De a poco, el país fue perdiendo todas sus fuentes de ingreso. Cerraban las empresas, las grandes, las medianas, las pequeñas. Los restaurantes estaban vacíos, los bares bajaron sus persianas. El consumo se desplomó. También se derrumbaron las fuentes de trabajo. La caída de las recaudaciones vía tasas e impuestos, obligaba a achicar aún más las inversiones públicas. Algunos antropólogos sostuvieron que se trataba de una espiral de encogimiento permanente nunca antes vista.

El extraño caso de este territorio menguante atrajo la atención de los medios del mundo. El presidente del país recibía propuestas para escribir libros, protagonizar series y películas, brindar charlas en foros globales. Era más que un fenómeno barrial. Un naturalista comenzó a hablar del prodigio de la nación bonsai.

El grupo de expertos internacionales vio que se abría una nueva oportunidad para intervenir en el caso. Su resolución podría dar prestigio, premios, incluso la obtención del Nobel. Luego de semanas de conciliábulos, llegaron a la que presentaron como la medicación que esta vez sí lograría ya no sólo la recuperación del tamaño original sino incluso un desarrollo nunca antes visto. El tratamiento incluía la reducción del déficit fiscal, la eliminación de todo tipo de subsidios, el ajuste de salarios, jubilaciones, pensiones y cualquier programa de transferencia social. Cumplidas esas metas, los expertos se comprometían a brindar préstamos para que se pudiera retornar a la senda del crecimiento.

La receta se siguió al pie de la letra. El país se fue volviendo cada vez más insignificante. Llegó un momento en el que parecía haberse achicado tanto que un balcón se transformó en territorio de litigio judicial. En un campo de batalla. En una cuestión de Estado.
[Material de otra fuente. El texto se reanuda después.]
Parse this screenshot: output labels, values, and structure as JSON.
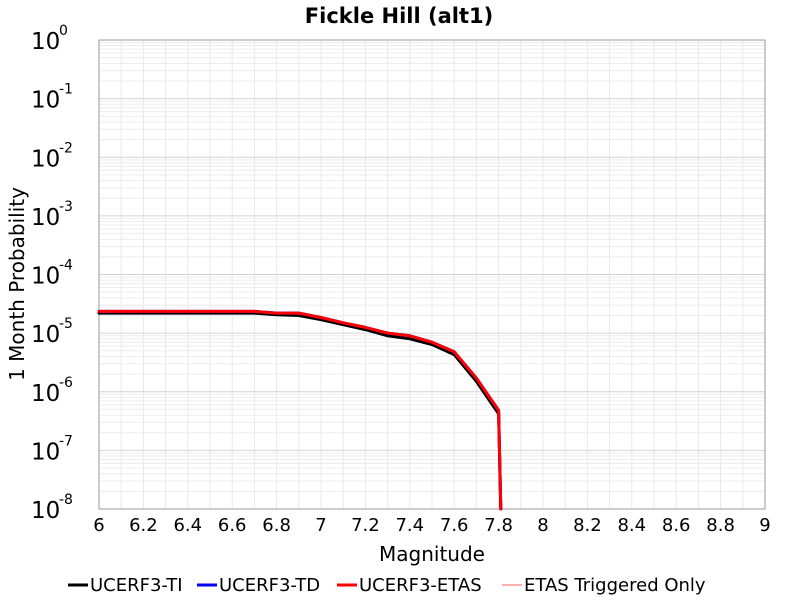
{
  "chart_data": {
    "type": "line",
    "title": "Fickle Hill (alt1)",
    "xlabel": "Magnitude",
    "ylabel": "1 Month Probability",
    "xlim": [
      6,
      9
    ],
    "ylim": [
      1e-08,
      1
    ],
    "yscale": "log",
    "grid": true,
    "legend_position": "bottom",
    "xticks": [
      "6",
      "6.2",
      "6.4",
      "6.6",
      "6.8",
      "7",
      "7.2",
      "7.4",
      "7.6",
      "7.8",
      "8",
      "8.2",
      "8.4",
      "8.6",
      "8.8",
      "9"
    ],
    "yticks": [
      {
        "base": "10",
        "exp": "0",
        "value": 1
      },
      {
        "base": "10",
        "exp": "-1",
        "value": 0.1
      },
      {
        "base": "10",
        "exp": "-2",
        "value": 0.01
      },
      {
        "base": "10",
        "exp": "-3",
        "value": 0.001
      },
      {
        "base": "10",
        "exp": "-4",
        "value": 0.0001
      },
      {
        "base": "10",
        "exp": "-5",
        "value": 1e-05
      },
      {
        "base": "10",
        "exp": "-6",
        "value": 1e-06
      },
      {
        "base": "10",
        "exp": "-7",
        "value": 1e-07
      },
      {
        "base": "10",
        "exp": "-8",
        "value": 1e-08
      }
    ],
    "series": [
      {
        "name": "UCERF3-TI",
        "color": "#000000",
        "width": 3,
        "x": [
          6.0,
          6.1,
          6.2,
          6.3,
          6.4,
          6.5,
          6.6,
          6.7,
          6.8,
          6.9,
          7.0,
          7.1,
          7.2,
          7.3,
          7.4,
          7.5,
          7.6,
          7.7,
          7.8,
          7.81
        ],
        "y": [
          2.2e-05,
          2.2e-05,
          2.2e-05,
          2.2e-05,
          2.2e-05,
          2.2e-05,
          2.2e-05,
          2.2e-05,
          2.05e-05,
          2e-05,
          1.7e-05,
          1.4e-05,
          1.15e-05,
          9e-06,
          8e-06,
          6.4e-06,
          4.3e-06,
          1.5e-06,
          4.2e-07,
          1e-08
        ]
      },
      {
        "name": "UCERF3-TD",
        "color": "#0000ff",
        "width": 3,
        "x": [
          6.0,
          6.1,
          6.2,
          6.3,
          6.4,
          6.5,
          6.6,
          6.7,
          6.8,
          6.9,
          7.0,
          7.1,
          7.2,
          7.3,
          7.4,
          7.5,
          7.6,
          7.7,
          7.8,
          7.81
        ],
        "y": [
          2.35e-05,
          2.35e-05,
          2.35e-05,
          2.35e-05,
          2.35e-05,
          2.35e-05,
          2.35e-05,
          2.35e-05,
          2.2e-05,
          2.2e-05,
          1.85e-05,
          1.5e-05,
          1.25e-05,
          1e-05,
          9e-06,
          7e-06,
          4.8e-06,
          1.7e-06,
          4.8e-07,
          1e-08
        ]
      },
      {
        "name": "UCERF3-ETAS",
        "color": "#ff0000",
        "width": 3,
        "x": [
          6.0,
          6.1,
          6.2,
          6.3,
          6.4,
          6.5,
          6.6,
          6.7,
          6.8,
          6.9,
          7.0,
          7.1,
          7.2,
          7.3,
          7.4,
          7.5,
          7.6,
          7.7,
          7.8,
          7.81
        ],
        "y": [
          2.35e-05,
          2.35e-05,
          2.35e-05,
          2.35e-05,
          2.35e-05,
          2.35e-05,
          2.35e-05,
          2.35e-05,
          2.2e-05,
          2.2e-05,
          1.85e-05,
          1.5e-05,
          1.25e-05,
          1e-05,
          9e-06,
          7e-06,
          4.8e-06,
          1.7e-06,
          4.8e-07,
          1e-08
        ]
      },
      {
        "name": "ETAS Triggered Only",
        "color": "#ff6666",
        "width": 1,
        "x": [],
        "y": []
      }
    ]
  }
}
La nación se hizo minúscula, débil, a punto del desmayo. Una pieza tan chiquita que era la primera que se perdía en cualquier juego de TEG. Lo que para otros pueblos -o antes para sí mismo- era una tarea nimia, rutinaria, cotidiana, se volvía ahora una epopeya. Cómo evitar quedar al alcance de cualquier garra, o ser comido por un insecto o por un pájaro.

Los medios globales dejaron de prestarle atención al caso. El grupo de expertos cobró los honorarios, el capital y los intereses y no volvió más por aquellos lares.

 

El nano país atrapado entre lo infinitesimal y lo infinito tuvo una revelación: ambos eran, en esencia, la misma cosa. Lo minúsculo y lo inconmensurable. Los miedos se derritieron, y la aceptación de su existencia, por más pequeña que fuera de manera transitoria, se volvió luminosa y clara. La nación seguía existiendo. Sus habitantes comprendieron que ya no había ni arriba ni abajo, ni dentro ni fuera, ni Sur ni Norte. Ellos eran, a la vez, el centro y la periferia. Tan sólo necesitaban despertar de la pesadilla. Y una mañana, abrieron los ojos.